The invention discloses an artemisinin-piperazine derivative, a preparation method thereof and application of the derivative in preparation of anti-liver cancer drugs. The method takes triethylamine as an acid-binding agent, prepares the artemisinin-piperazine derivative by a one-pot method, and has the advantages of mild reaction conditions, simple and convenient operation and better yield. In addition, the prepared derivative has obvious in-vitro inhibition effect on human liver cancer SMMC-7721 cells, and the inhibition effect is equivalent to that of a first-line anti-liver cancer clinical chemotherapeutic medicament vincristine. The invention provides a feasible strategy for the application of the artemisinin-piperazine derivative in the preparation of anti-liver cancer drugs.

Description

Artemisinin-piperazine derivatives, preparation method thereof and application thereof in preparation of anti-liver cancer drugs
Technical Field
The invention relates to an artemisinin-piperazine derivative, a preparation method thereof and application thereof in preparing anti-liver cancer drugs.
Background
Artemisinin has good antimalarial activity, but its antitumor activity is less studied. Although artemisinin and its derivatives are clinically used for many years, the application of artemisinin is still limited due to the defects of poor oil solubility and water solubility, poor thermal stability, easy decomposition caused by the influence of moisture, heat and reducing substances, high clinical recurrence rate and the like.

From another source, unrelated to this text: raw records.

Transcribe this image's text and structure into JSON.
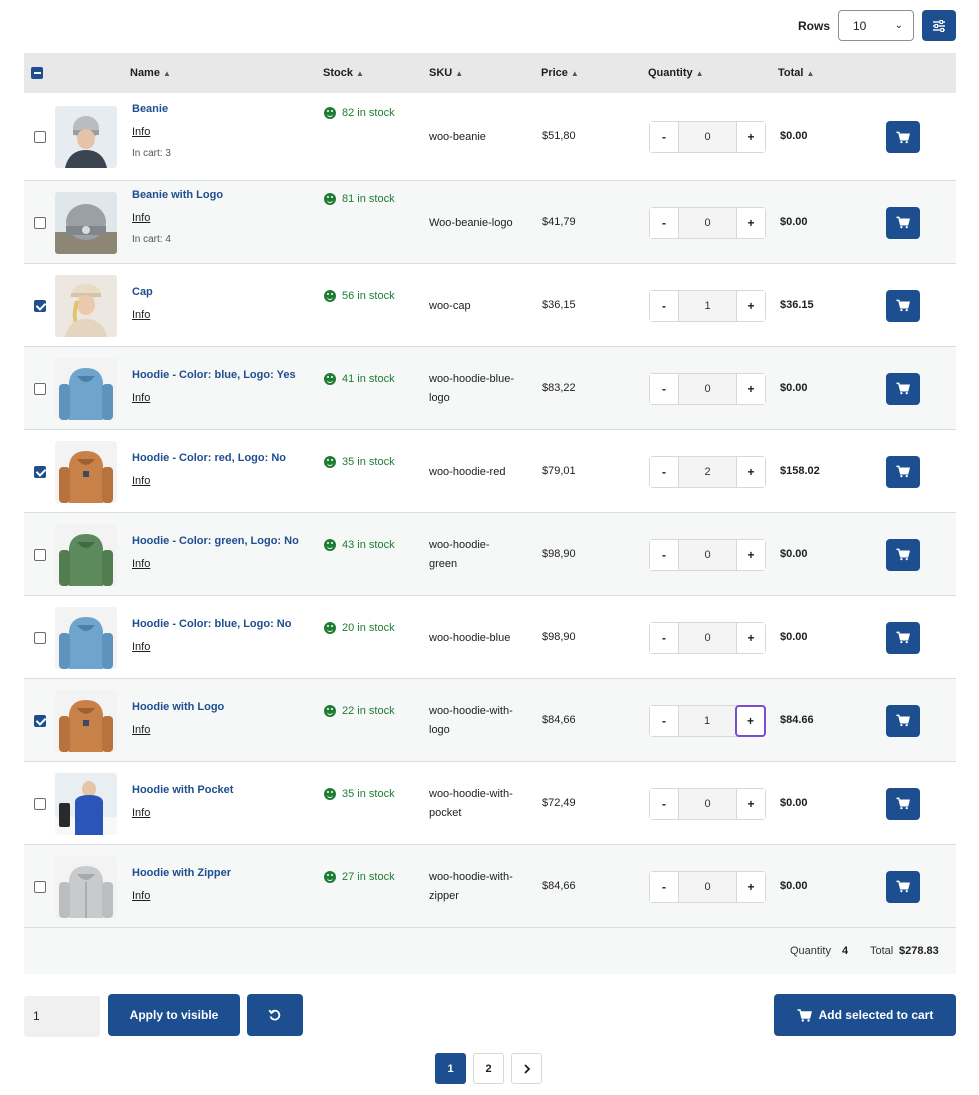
{
  "rows_control": {
    "label": "Rows",
    "value": "10"
  },
  "columns": {
    "name": "Name",
    "stock": "Stock",
    "sku": "SKU",
    "price": "Price",
    "quantity": "Quantity",
    "total": "Total"
  },
  "products": [
    {
      "name": "Beanie",
      "info": "Info",
      "in_cart": "In cart: 3",
      "stock": "82 in stock",
      "sku": [
        "woo-beanie"
      ],
      "price": "$51,80",
      "qty": "0",
      "total": "$0.00",
      "checked": false,
      "thumb": "beanie"
    },
    {
      "name": "Beanie with Logo",
      "info": "Info",
      "in_cart": "In cart: 4",
      "stock": "81 in stock",
      "sku": [
        "Woo-beanie-logo"
      ],
      "price": "$41,79",
      "qty": "0",
      "total": "$0.00",
      "checked": false,
      "thumb": "beanie-logo"
    },
    {
      "name": "Cap",
      "info": "Info",
      "in_cart": "",
      "stock": "56 in stock",
      "sku": [
        "woo-cap"
      ],
      "price": "$36,15",
      "qty": "1",
      "total": "$36.15",
      "checked": true,
      "thumb": "cap"
    },
    {
      "name": "Hoodie - Color: blue, Logo: Yes",
      "info": "Info",
      "in_cart": "",
      "stock": "41 in stock",
      "sku": [
        "woo-hoodie-blue-",
        "logo"
      ],
      "price": "$83,22",
      "qty": "0",
      "total": "$0.00",
      "checked": false,
      "thumb": "hoodie-blue"
    },
    {
      "name": "Hoodie - Color: red, Logo: No",
      "info": "Info",
      "in_cart": "",
      "stock": "35 in stock",
      "sku": [
        "woo-hoodie-red"
      ],
      "price": "$79,01",
      "qty": "2",
      "total": "$158.02",
      "checked": true,
      "thumb": "hoodie-orange"
    },
    {
      "name": "Hoodie - Color: green, Logo: No",
      "info": "Info",
      "in_cart": "",
      "stock": "43 in stock",
      "sku": [
        "woo-hoodie-",
        "green"
      ],
      "price": "$98,90",
      "qty": "0",
      "total": "$0.00",
      "checked": false,
      "thumb": "hoodie-green"
    },
    {
      "name": "Hoodie - Color: blue, Logo: No",
      "info": "Info",
      "in_cart": "",
      "stock": "20 in stock",
      "sku": [
        "woo-hoodie-blue"
      ],
      "price": "$98,90",
      "qty": "0",
      "total": "$0.00",
      "checked": false,
      "thumb": "hoodie-blue"
    },
    {
      "name": "Hoodie with Logo",
      "info": "Info",
      "in_cart": "",
      "stock": "22 in stock",
      "sku": [
        "woo-hoodie-with-",
        "logo"
      ],
      "price": "$84,66",
      "qty": "1",
      "total": "$84.66",
      "checked": true,
      "thumb": "hoodie-orange",
      "plus_focused": true
    },
    {
      "name": "Hoodie with Pocket",
      "info": "Info",
      "in_cart": "",
      "stock": "35 in stock",
      "sku": [
        "woo-hoodie-with-",
        "pocket"
      ],
      "price": "$72,49",
      "qty": "0",
      "total": "$0.00",
      "checked": false,
      "thumb": "hoodie-pocket"
    },
    {
      "name": "Hoodie with Zipper",
      "info": "Info",
      "in_cart": "",
      "stock": "27 in stock",
      "sku": [
        "woo-hoodie-with-",
        "zipper"
      ],
      "price": "$84,66",
      "qty": "0",
      "total": "$0.00",
      "checked": false,
      "thumb": "hoodie-gray"
    }
  ],
  "summary": {
    "quantity_label": "Quantity",
    "quantity_value": "4",
    "total_label": "Total",
    "total_value": "$278.83"
  },
  "bulk": {
    "input_value": "1",
    "apply_label": "Apply to visible",
    "add_selected_label": "Add selected to cart"
  },
  "pagination": {
    "pages": [
      "1",
      "2"
    ],
    "current": "1"
  },
  "colors": {
    "primary": "#1d4e8f",
    "in_stock": "#1e7d32",
    "focus": "#7c4dcc",
    "row_alt": "#f6f7f7",
    "header_bg": "#e8e8e8"
  }
}
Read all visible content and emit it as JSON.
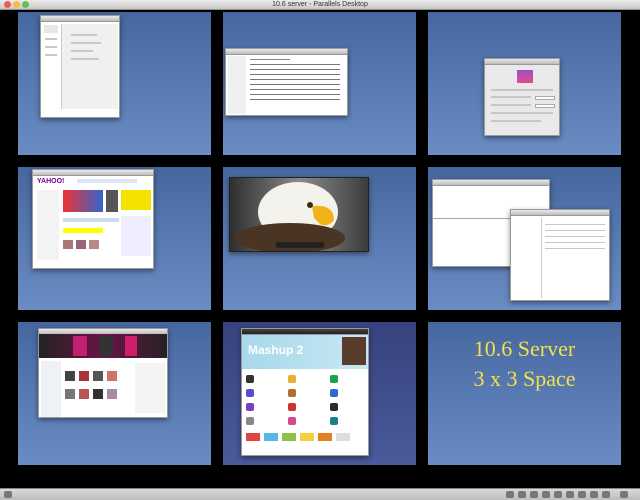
{
  "window": {
    "title": "10.6 server - Parallels Desktop",
    "close_color": "#f25b50",
    "minimize_color": "#f6bc3b",
    "zoom_color": "#5fc352"
  },
  "spaces_grid": {
    "rows": 3,
    "columns": 3,
    "desktop_color": "#5678b0",
    "label_lines": [
      "10.6 Server",
      "3 x 3 Space"
    ],
    "label_color": "#f2e14b"
  },
  "thumbnails": [
    {
      "name": "space-1",
      "content": "address-book-like window"
    },
    {
      "name": "space-2",
      "content": "file list window"
    },
    {
      "name": "space-3",
      "content": "system preferences window"
    },
    {
      "name": "space-4",
      "content": "Yahoo web page",
      "logo_text": "YAHOO!"
    },
    {
      "name": "space-5",
      "content": "video player with eagle"
    },
    {
      "name": "space-6",
      "content": "overlapping text windows"
    },
    {
      "name": "space-7",
      "content": "music store window"
    },
    {
      "name": "space-8",
      "content": "app store window",
      "banner_text": "Mashup 2"
    },
    {
      "name": "space-9",
      "content": "label"
    }
  ],
  "statusbar": {
    "icons": [
      "settings-icon",
      "display-icon",
      "disk-icon",
      "network-icon",
      "usb-icon",
      "sound-icon",
      "printer-icon",
      "camera-icon",
      "shared-folder-icon",
      "keyboard-icon",
      "lock-icon"
    ]
  }
}
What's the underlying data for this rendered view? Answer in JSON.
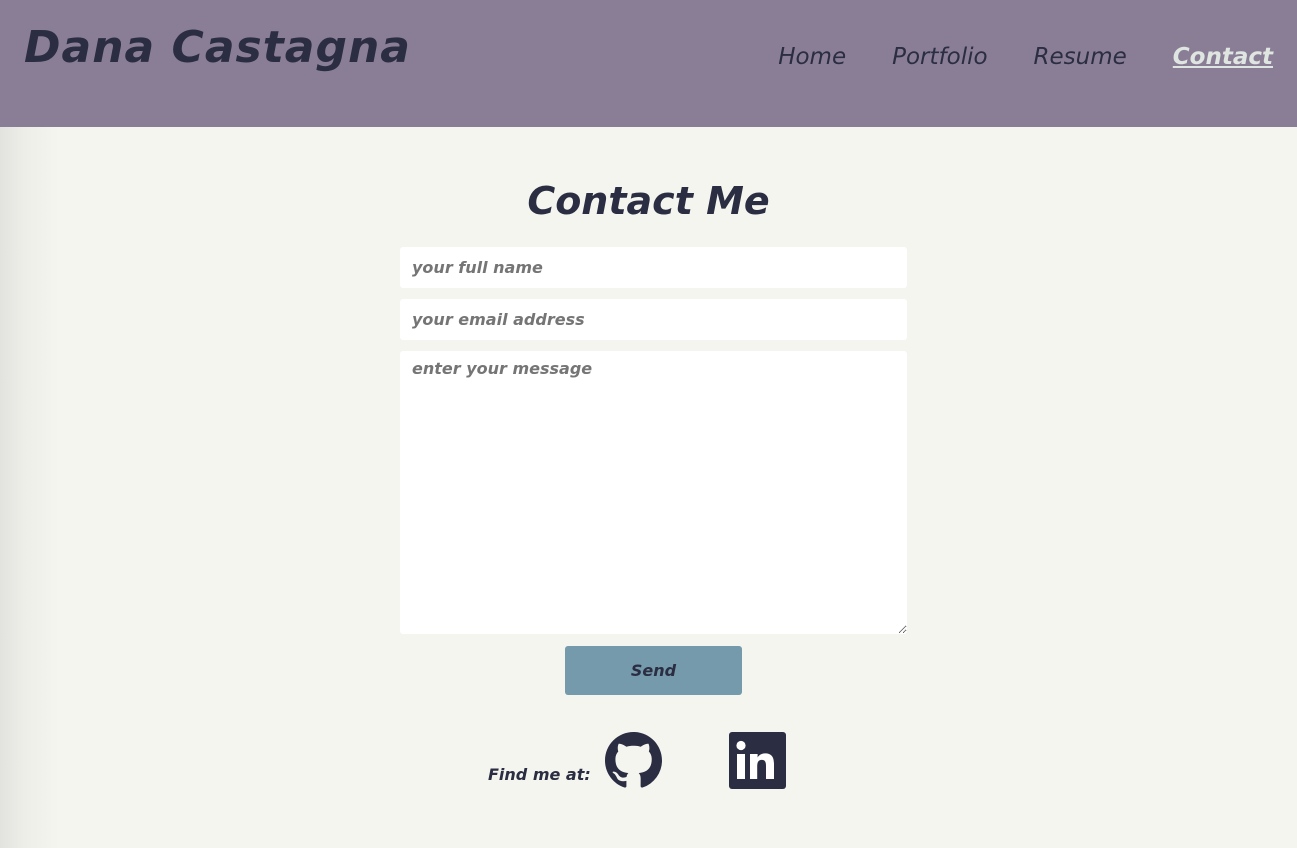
{
  "header": {
    "site_title": "Dana Castagna",
    "nav": [
      {
        "label": "Home",
        "active": false
      },
      {
        "label": "Portfolio",
        "active": false
      },
      {
        "label": "Resume",
        "active": false
      },
      {
        "label": "Contact",
        "active": true
      }
    ]
  },
  "contact": {
    "heading": "Contact Me",
    "name_placeholder": "your full name",
    "email_placeholder": "your email address",
    "message_placeholder": "enter your message",
    "send_label": "Send"
  },
  "social": {
    "label": "Find me at:",
    "links": [
      {
        "icon": "github-icon"
      },
      {
        "icon": "linkedin-icon"
      }
    ]
  },
  "colors": {
    "header_bg": "#8a7e96",
    "page_bg": "#f5f5f0",
    "text": "#2b2d42",
    "active_nav": "#dfe5e0",
    "button_bg": "#759aab"
  }
}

Therefore, it is a significant work to design and prepare a series of novel artemisinin derivatives by a chemical modification method and examine the antitumor activity of the artemisinin derivatives.

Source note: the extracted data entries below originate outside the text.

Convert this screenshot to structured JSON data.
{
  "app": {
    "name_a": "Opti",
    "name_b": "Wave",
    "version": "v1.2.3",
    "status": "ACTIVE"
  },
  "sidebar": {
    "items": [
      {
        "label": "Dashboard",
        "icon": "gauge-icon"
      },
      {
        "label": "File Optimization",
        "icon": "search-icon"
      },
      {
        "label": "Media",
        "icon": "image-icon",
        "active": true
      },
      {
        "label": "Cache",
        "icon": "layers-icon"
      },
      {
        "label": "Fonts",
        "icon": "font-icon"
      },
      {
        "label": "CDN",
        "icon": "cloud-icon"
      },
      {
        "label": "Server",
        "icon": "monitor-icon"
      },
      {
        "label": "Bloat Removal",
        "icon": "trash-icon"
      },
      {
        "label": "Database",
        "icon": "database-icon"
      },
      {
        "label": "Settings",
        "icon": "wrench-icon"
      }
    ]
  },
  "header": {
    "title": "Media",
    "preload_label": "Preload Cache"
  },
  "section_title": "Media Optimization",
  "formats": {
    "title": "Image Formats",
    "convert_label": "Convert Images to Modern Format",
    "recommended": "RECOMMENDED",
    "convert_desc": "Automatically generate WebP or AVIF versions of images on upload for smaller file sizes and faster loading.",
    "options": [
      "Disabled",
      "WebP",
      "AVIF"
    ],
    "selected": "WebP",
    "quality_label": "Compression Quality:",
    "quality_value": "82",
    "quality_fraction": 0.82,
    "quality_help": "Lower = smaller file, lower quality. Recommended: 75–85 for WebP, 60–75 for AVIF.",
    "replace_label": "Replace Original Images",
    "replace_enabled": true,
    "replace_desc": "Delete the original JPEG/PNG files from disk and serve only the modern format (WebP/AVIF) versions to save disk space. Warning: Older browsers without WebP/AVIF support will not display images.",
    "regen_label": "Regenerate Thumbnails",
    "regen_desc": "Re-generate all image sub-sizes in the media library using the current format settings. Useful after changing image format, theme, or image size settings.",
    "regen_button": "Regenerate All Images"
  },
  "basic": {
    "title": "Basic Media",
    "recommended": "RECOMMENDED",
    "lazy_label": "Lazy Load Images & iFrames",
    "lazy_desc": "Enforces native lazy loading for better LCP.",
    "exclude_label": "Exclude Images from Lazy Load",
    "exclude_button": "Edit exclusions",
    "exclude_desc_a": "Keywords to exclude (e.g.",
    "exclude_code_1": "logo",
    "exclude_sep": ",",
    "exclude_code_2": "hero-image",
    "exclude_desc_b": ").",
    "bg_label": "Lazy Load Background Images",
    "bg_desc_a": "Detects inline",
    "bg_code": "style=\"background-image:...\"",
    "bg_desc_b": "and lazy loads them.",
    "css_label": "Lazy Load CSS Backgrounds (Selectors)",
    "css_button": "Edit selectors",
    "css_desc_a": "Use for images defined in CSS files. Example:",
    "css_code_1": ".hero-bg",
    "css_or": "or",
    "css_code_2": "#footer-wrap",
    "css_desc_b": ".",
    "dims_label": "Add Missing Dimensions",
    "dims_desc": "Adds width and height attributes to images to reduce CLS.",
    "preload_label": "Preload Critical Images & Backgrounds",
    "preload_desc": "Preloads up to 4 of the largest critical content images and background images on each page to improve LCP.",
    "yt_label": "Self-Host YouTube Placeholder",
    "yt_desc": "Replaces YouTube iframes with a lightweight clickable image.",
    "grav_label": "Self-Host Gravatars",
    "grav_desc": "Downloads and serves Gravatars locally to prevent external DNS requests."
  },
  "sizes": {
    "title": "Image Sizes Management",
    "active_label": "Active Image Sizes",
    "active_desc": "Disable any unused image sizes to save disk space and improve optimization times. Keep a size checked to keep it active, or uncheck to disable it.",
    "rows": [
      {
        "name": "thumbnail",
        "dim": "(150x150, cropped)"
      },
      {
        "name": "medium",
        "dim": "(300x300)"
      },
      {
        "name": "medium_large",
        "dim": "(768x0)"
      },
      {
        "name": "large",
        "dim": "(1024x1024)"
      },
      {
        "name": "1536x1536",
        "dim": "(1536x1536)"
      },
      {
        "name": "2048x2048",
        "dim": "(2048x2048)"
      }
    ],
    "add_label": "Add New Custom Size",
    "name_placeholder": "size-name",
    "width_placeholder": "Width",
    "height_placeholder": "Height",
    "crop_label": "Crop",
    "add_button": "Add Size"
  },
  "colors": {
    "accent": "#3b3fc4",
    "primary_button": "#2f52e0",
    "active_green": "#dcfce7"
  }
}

Piperazine can improve the biological activity of the drug by forming a plurality of hydrogen bonds or ionic bonds, can also adjust the solubility and acid-base balance of the drug, promotes the pharmacokinetics of the drug, and has obvious effect on the aspect of tumor resistance. Therefore, it is often introduced into drug molecules as a kind of potentiating group.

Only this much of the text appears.